As noted earlier, I’m deliberating my next journey, and, because I went large last year, I’m thinking small this year. Which means I might go to Chicago, a 2.5-hour flight away. And which means, more importantly, the International Museum of Surgical Science, a less squishy warehouse of medical wonders than the two above, but still a marvelous assemblage of stuff that spurs contemplation about our mortal flesh and all that can go wrong with it via disease, accident and sheer shitty luck.
Highlights include a vintage iron lung machine (can I climb inside?), an exhibit about pain and anesthesia through the ages and one about the history of wound healing (“From the use of herbal ointments and therapeutic clays among prehistoric hunter-gatherers to Galen’s treatment of injured gladiators in Ancient Rome, the care of wounds is among the earliest applications of medicine”), and the museum structure itself, an elegant, historic lakeside mansion. And who could pass up the exhibit “A History of Blood Transfusion: 350 Years of Apparatus Advancement”?
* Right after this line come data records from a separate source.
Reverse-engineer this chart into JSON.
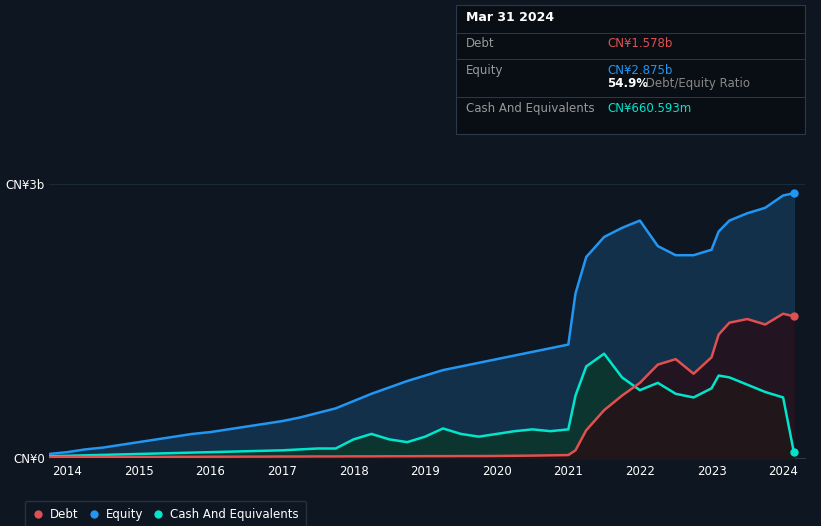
{
  "bg_color": "#0e1621",
  "plot_bg_color": "#0e1621",
  "grid_color": "#1c2b3a",
  "ylabel_top": "CN¥3b",
  "ylabel_bottom": "CN¥0",
  "xlabel_ticks": [
    "2014",
    "2015",
    "2016",
    "2017",
    "2018",
    "2019",
    "2020",
    "2021",
    "2022",
    "2023",
    "2024"
  ],
  "tooltip": {
    "date": "Mar 31 2024",
    "debt_label": "Debt",
    "debt_value": "CN¥1.578b",
    "debt_color": "#e05050",
    "equity_label": "Equity",
    "equity_value": "CN¥2.875b",
    "equity_color": "#2196f3",
    "ratio_value": "54.9%",
    "ratio_label": " Debt/Equity Ratio",
    "ratio_color_pct": "#ffffff",
    "ratio_color_text": "#888888",
    "cash_label": "Cash And Equivalents",
    "cash_value": "CN¥660.593m",
    "cash_color": "#00e5cc"
  },
  "legend": [
    {
      "label": "Debt",
      "color": "#e05050"
    },
    {
      "label": "Equity",
      "color": "#2196f3"
    },
    {
      "label": "Cash And Equivalents",
      "color": "#00e5cc"
    }
  ],
  "equity_color": "#2196f3",
  "equity_fill": "#12304a",
  "debt_color": "#e05050",
  "debt_fill": "#2a0a10",
  "cash_color": "#00e5cc",
  "cash_fill": "#0d3530",
  "years": [
    2013.75,
    2014.0,
    2014.25,
    2014.5,
    2014.75,
    2015.0,
    2015.25,
    2015.5,
    2015.75,
    2016.0,
    2016.25,
    2016.5,
    2016.75,
    2017.0,
    2017.25,
    2017.5,
    2017.75,
    2018.0,
    2018.25,
    2018.5,
    2018.75,
    2019.0,
    2019.25,
    2019.5,
    2019.75,
    2020.0,
    2020.25,
    2020.5,
    2020.75,
    2021.0,
    2021.1,
    2021.25,
    2021.5,
    2021.75,
    2022.0,
    2022.25,
    2022.5,
    2022.75,
    2023.0,
    2023.1,
    2023.25,
    2023.5,
    2023.75,
    2024.0,
    2024.15
  ],
  "equity": [
    0.04,
    0.06,
    0.09,
    0.11,
    0.14,
    0.17,
    0.2,
    0.23,
    0.26,
    0.28,
    0.31,
    0.34,
    0.37,
    0.4,
    0.44,
    0.49,
    0.54,
    0.62,
    0.7,
    0.77,
    0.84,
    0.9,
    0.96,
    1.0,
    1.04,
    1.08,
    1.12,
    1.16,
    1.2,
    1.24,
    1.8,
    2.2,
    2.42,
    2.52,
    2.6,
    2.32,
    2.22,
    2.22,
    2.28,
    2.48,
    2.6,
    2.68,
    2.74,
    2.875,
    2.9
  ],
  "cash": [
    0.015,
    0.02,
    0.025,
    0.03,
    0.035,
    0.04,
    0.045,
    0.05,
    0.055,
    0.06,
    0.065,
    0.07,
    0.075,
    0.08,
    0.09,
    0.1,
    0.1,
    0.2,
    0.26,
    0.2,
    0.17,
    0.23,
    0.32,
    0.26,
    0.23,
    0.26,
    0.29,
    0.31,
    0.29,
    0.31,
    0.68,
    1.0,
    1.14,
    0.88,
    0.74,
    0.82,
    0.7,
    0.66,
    0.76,
    0.9,
    0.88,
    0.8,
    0.72,
    0.66,
    0.06
  ],
  "debt": [
    0.005,
    0.006,
    0.006,
    0.007,
    0.007,
    0.008,
    0.008,
    0.009,
    0.009,
    0.01,
    0.01,
    0.011,
    0.011,
    0.012,
    0.012,
    0.013,
    0.013,
    0.014,
    0.014,
    0.015,
    0.015,
    0.016,
    0.016,
    0.017,
    0.017,
    0.018,
    0.02,
    0.022,
    0.025,
    0.028,
    0.08,
    0.3,
    0.52,
    0.68,
    0.82,
    1.02,
    1.08,
    0.92,
    1.1,
    1.35,
    1.48,
    1.52,
    1.46,
    1.578,
    1.55
  ],
  "ylim": [
    0,
    3.0
  ],
  "xlim": [
    2013.75,
    2024.3
  ]
}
Reviewers note that the four-story manse is compact and, naturally, its array of freakish displays is no match for Philly’s world-class Mutter. Small is all right; I enjoy a good bite-size museum, especially one of such narrow scope. Sort of like the Russian Vodka Museum or Tokyo’s Meguro Parasitological Museum.
For more grim exhilarations, I pivoted my research to Chicago cemeteries — I’m always up for a calming stroll through deathly opulence — but decided to skip the offerings. Several notable cemeteries pock the area, boasting the resting holes of everyone from Al Capone to Jesse Owens, Emmett Till to John Belushi, Gene Siskel to John Hughes. I sought out film critic Roger Ebert’s grave, but he was cremated and his ashes are kept by a private party, most likely his lovely widow Chaz.
We should all be so lucky. Cremation is the way to go, although I don’t want my cremains kept by anyone but the wind and the water -— whoosh. Thoughts like these will surely visit me at the Surgical Science Museum, a place rife with death and decrepitude. But they won’t get me down. They’re wondrous in their way and, far from depressing, something of a mind-reeling, soul-stirring tonic for the living.